Although ABC canceled the Bunch in 1974, the series just wouldn't die. Soon syndicated, it spawned numerous spin-offs, including a 1977 variety show, "The Brady Bunch Hour," which lasted four months; "The Brady Brides," dumped after two months; and 1990's topical "The Bradys," in which son Bobby was paralyzed (canceled fastest of all). In 1988's TV movie "A Very Brady Christmas," Mike gets trapped at a construction site, but his family gathers to sing Christmas carols. Very Brady indeed.
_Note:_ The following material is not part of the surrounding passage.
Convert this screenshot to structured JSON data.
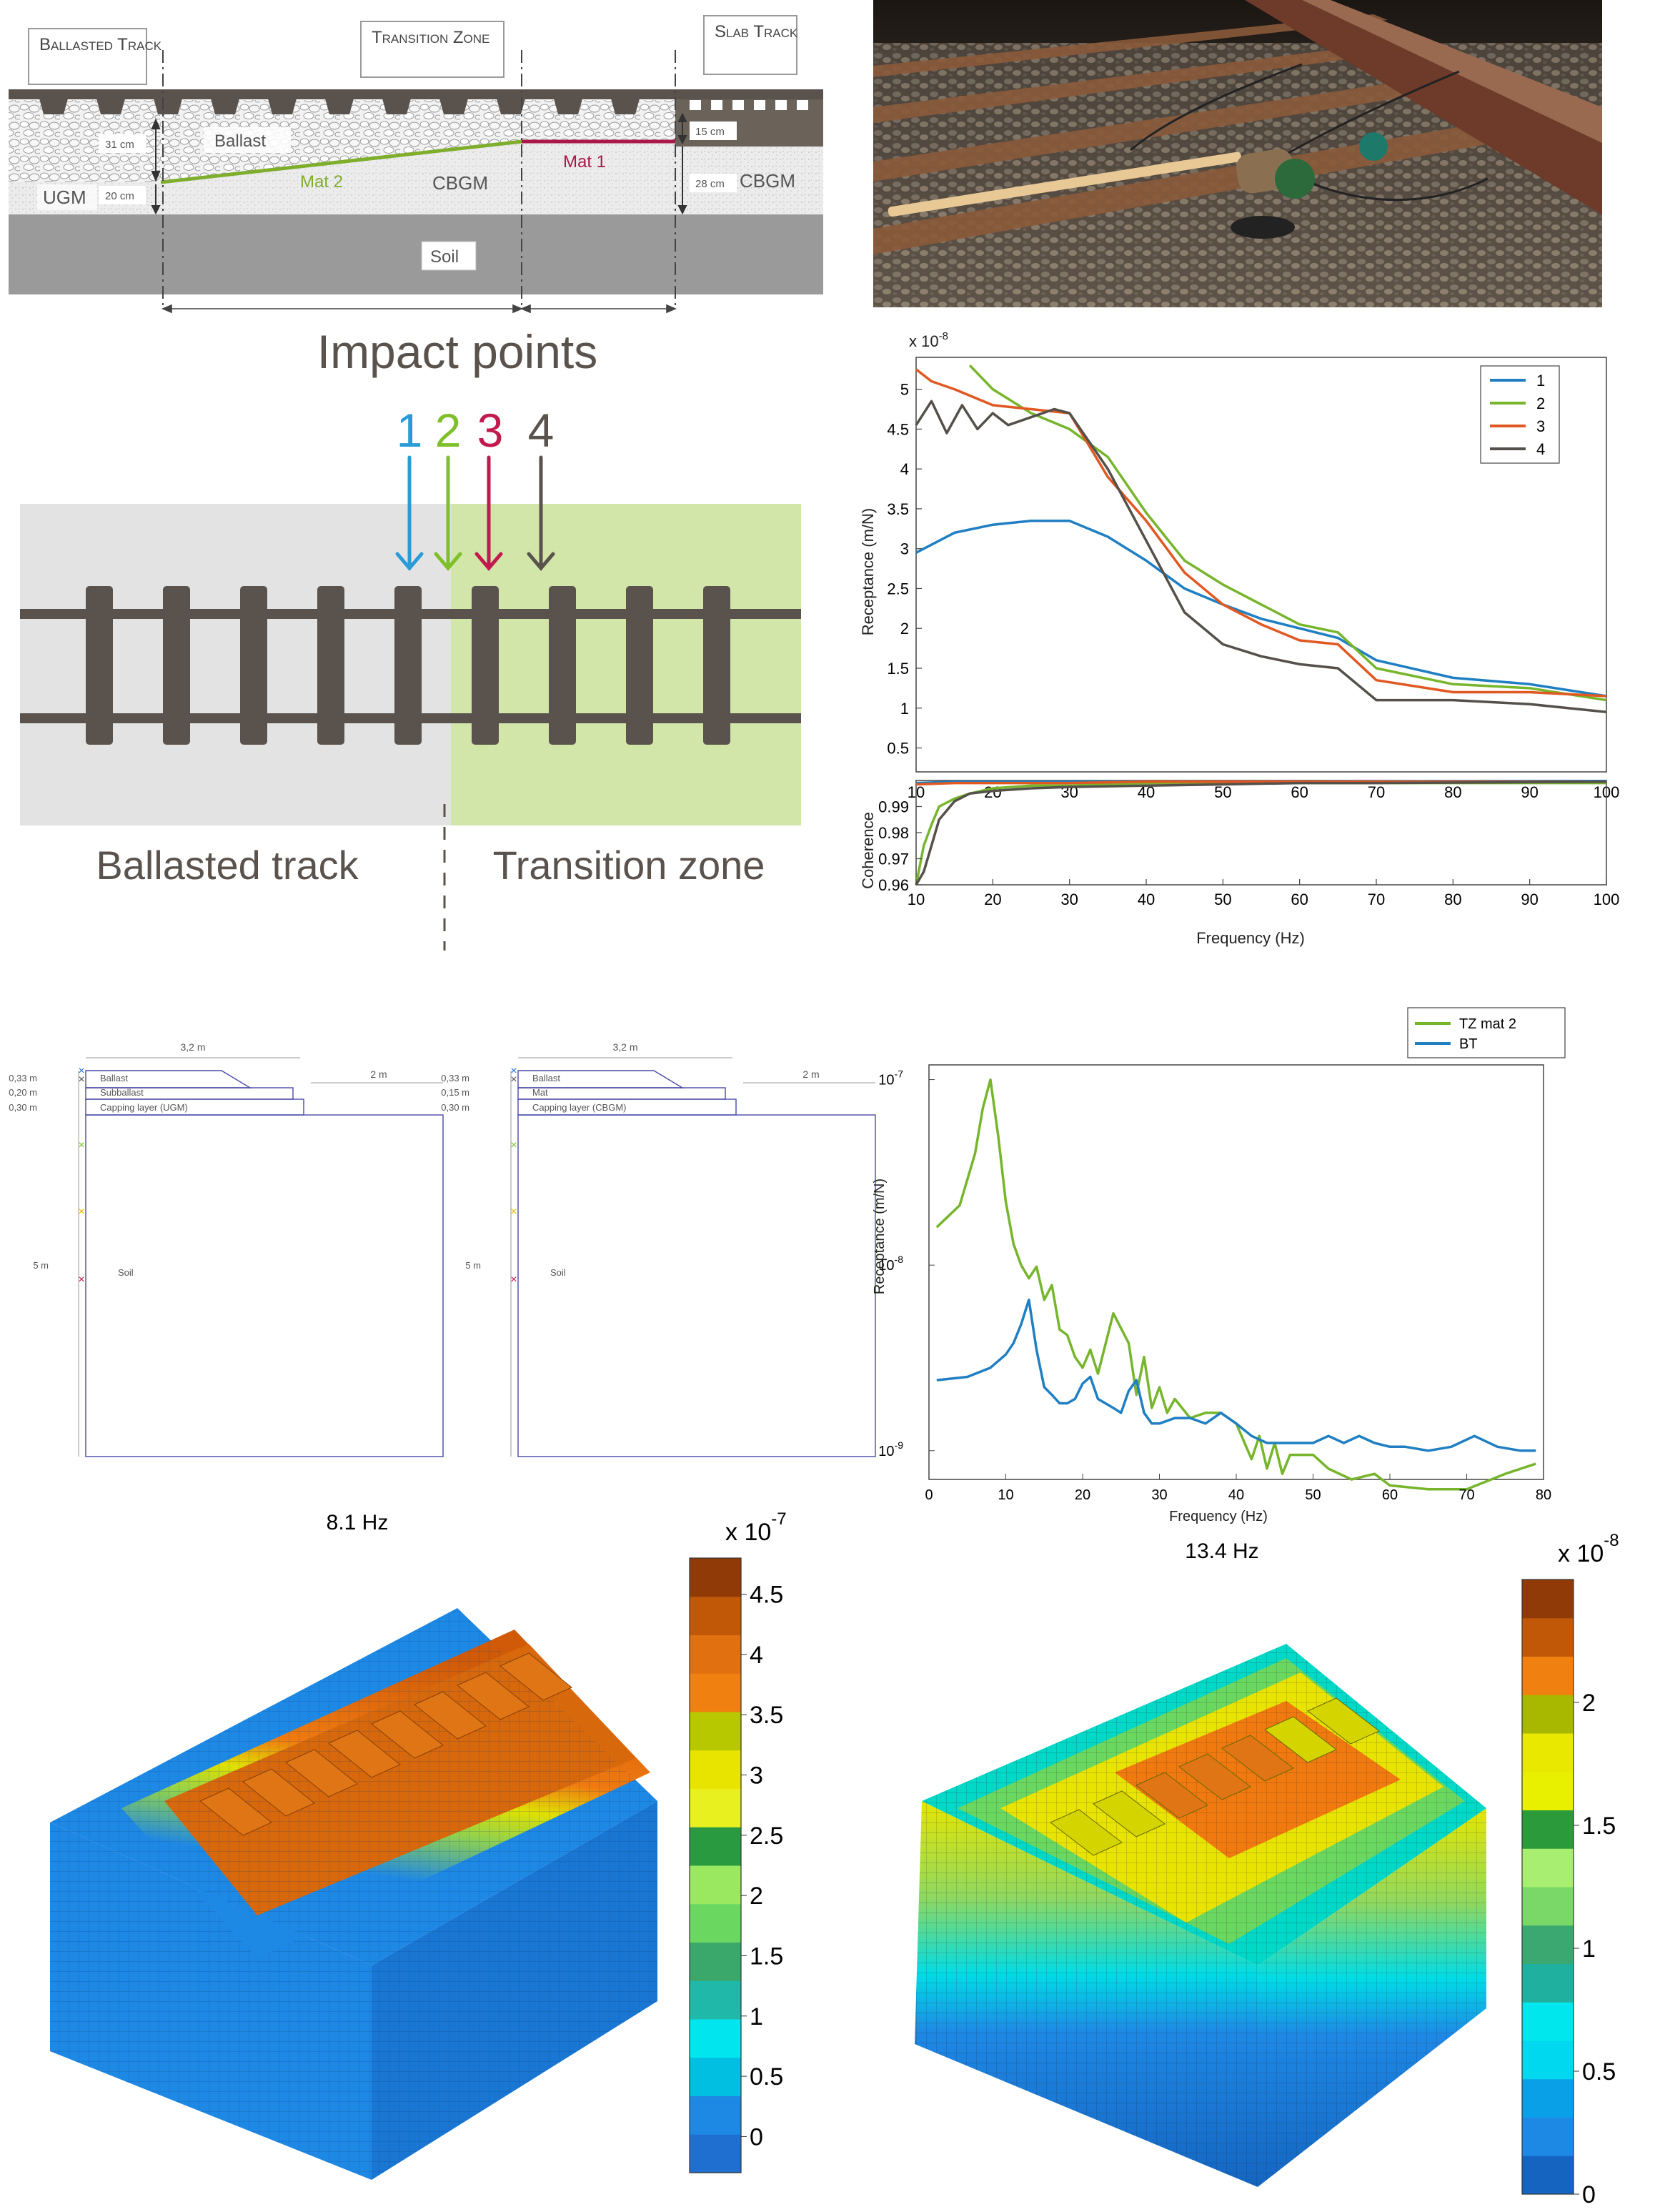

As real-world American family life grew increasingly fractured, adults who had watched the original show as kids revisited the Bradys. A popular early-'90s stage show, "The Real Live Brady Bunch," reenacted scrips of well-known episodes. In 1992, Barry Williams (Greg) published the best-selling memoir "Growing Up Brady," in which he recalled romancing Maureen McCormick (Marcia) and going on a (chaste) date with Henderson. On the big screen, 1995's spoof "The Brady Bunch Movie" (starring Shelley Long as Carol) was a hit, leading to "A Very Brady Sequel."
The stars' offscreen sequels turned out to be more complicated. Henderson faced down stage fright to land her own cooking show on The Nashville Network. Many of those who portrayed Brady kids no longer act regularly. And in 1992, at the age of 59, Reed succumbed to colon cancer, complicated by an HIV infection, a reminder that all families are alike in eventually facing fate.